For many years Forex traders based their trading decisions on fundamental analysis which examines both past and current political and economic events in order to predict movements in currencies.

However fundamental analysis is a difficult art requiring considerable knowledge and experience and the ability to handle and analyze enormous amounts of data. As if this were not enough, there is also considerable disagreement in many quarters about just what data is and is not important when it comes to fundamental analysis and, even when it is agreed that certain data is relevant, there is often further argument about just how much weight should be attributed to each factor in the equation.

Today there is also a second form of analysis which is widely used and which is known as technical analysis. While proponents of technical analysis would probably tell you that it is no easier and in many ways more difficult an art to master than fundamental analysis, the truth of the matter is that it is a lot easier to learn technical analysis and this in no small measure explains why so many traders are adopting it in preference to fundamental analysis and are opting for technical analysis training. Which method is better is of course a whole different argument.

In considering technical analysis it is necessary to understand its three underlying principles:

1. All sorts of things will produce movements in currency prices, including political and economic events, but the forces which produce currency price movements are not important. As far as technical analysis is concerned it is simply the price movements themselves which are important and not the reasons for them.

2. A currency price will follow a trend which can be identified by looking at the patterns which emerge in the market over time.

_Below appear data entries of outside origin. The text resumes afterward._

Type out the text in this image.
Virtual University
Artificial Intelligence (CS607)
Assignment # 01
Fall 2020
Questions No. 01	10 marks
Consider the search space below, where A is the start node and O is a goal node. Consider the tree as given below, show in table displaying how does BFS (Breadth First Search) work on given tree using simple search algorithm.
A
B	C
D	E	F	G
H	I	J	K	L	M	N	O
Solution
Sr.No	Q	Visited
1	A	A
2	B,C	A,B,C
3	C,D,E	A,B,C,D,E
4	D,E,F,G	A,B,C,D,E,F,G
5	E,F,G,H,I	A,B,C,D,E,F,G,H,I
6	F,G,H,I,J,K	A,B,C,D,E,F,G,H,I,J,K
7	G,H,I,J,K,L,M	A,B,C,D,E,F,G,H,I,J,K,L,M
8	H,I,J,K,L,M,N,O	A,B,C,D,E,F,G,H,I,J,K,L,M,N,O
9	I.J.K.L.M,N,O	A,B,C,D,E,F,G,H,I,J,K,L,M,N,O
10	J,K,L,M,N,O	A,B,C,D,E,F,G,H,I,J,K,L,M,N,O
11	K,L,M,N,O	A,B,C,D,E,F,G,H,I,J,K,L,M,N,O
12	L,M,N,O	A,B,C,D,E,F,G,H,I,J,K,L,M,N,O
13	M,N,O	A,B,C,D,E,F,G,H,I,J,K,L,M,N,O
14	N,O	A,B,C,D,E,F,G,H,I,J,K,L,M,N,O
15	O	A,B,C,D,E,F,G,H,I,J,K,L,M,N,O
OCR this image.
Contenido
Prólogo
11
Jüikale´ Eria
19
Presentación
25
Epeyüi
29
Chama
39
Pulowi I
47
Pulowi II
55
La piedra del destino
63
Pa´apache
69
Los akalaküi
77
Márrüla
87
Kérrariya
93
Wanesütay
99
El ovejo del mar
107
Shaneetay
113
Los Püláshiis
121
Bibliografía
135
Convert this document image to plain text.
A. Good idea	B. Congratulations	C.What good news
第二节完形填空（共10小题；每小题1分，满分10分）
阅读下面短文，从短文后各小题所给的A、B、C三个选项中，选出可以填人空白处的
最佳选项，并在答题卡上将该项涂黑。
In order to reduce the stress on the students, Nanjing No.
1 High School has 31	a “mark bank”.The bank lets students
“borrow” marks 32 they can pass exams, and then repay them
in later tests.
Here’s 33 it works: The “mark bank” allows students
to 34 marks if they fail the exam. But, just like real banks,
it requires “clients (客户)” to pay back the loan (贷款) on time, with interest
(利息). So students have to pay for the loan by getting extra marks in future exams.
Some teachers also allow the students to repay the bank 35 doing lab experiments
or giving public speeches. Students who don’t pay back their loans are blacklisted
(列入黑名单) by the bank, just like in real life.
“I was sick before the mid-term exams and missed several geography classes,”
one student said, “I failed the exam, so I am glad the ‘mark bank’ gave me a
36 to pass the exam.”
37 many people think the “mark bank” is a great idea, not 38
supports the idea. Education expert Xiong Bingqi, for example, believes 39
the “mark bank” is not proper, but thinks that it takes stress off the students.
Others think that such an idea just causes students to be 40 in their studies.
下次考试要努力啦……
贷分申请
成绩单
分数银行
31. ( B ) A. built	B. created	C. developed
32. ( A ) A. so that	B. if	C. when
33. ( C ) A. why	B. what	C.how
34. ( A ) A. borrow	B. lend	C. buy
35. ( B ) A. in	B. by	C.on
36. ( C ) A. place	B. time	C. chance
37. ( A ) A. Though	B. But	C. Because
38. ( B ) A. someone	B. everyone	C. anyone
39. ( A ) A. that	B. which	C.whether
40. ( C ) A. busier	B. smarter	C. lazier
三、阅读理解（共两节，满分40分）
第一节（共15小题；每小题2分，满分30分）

3. A currency price not only follows a trend in terms of looking at historical market data, but will continue to follow this trend in the future. In effect this principle reflects the technical analyst’s view of human psychology and a belief that currency price movements are a consequence of the manner in which people have reacted, and will continue to react, in certain circumstances.

Many of the ‘old school’ and ‘fundamentalist’ Forex traders find it hard to accept the principles of technical analysis and still hold firm to the belief that you cannot accurately predict a currency’s movement unless you have a sound understanding of just what factors affect the price of that currency and indeed just what effect these factors will have on its movement.

Nevertheless, the fact of the matter is that many traders believe that this is not necessary and base their often extremely successful trading purely on technical analysis. No system, at least none that has been devised so far, will predict currency movements with one hundred percent accuracy but fundamental and technical analysis do a pretty good job.

In its simplest form technical analysis consists of taking historical price data (the foreign exchange market has over one hundred years worth of recorded price data) and feeding it into a computer which will then look for patterns in that data and display these in a graphical format. The trader can then look at the manner in which a currency’s price is currently moving and compare this to similar past patterns to predict the future direction of that currency’s movement.

This is of course a very much simplified view of technical analysis but in today’s computer age it is easy to see why many younger traders entering the Forex market are drawn to technical analysis.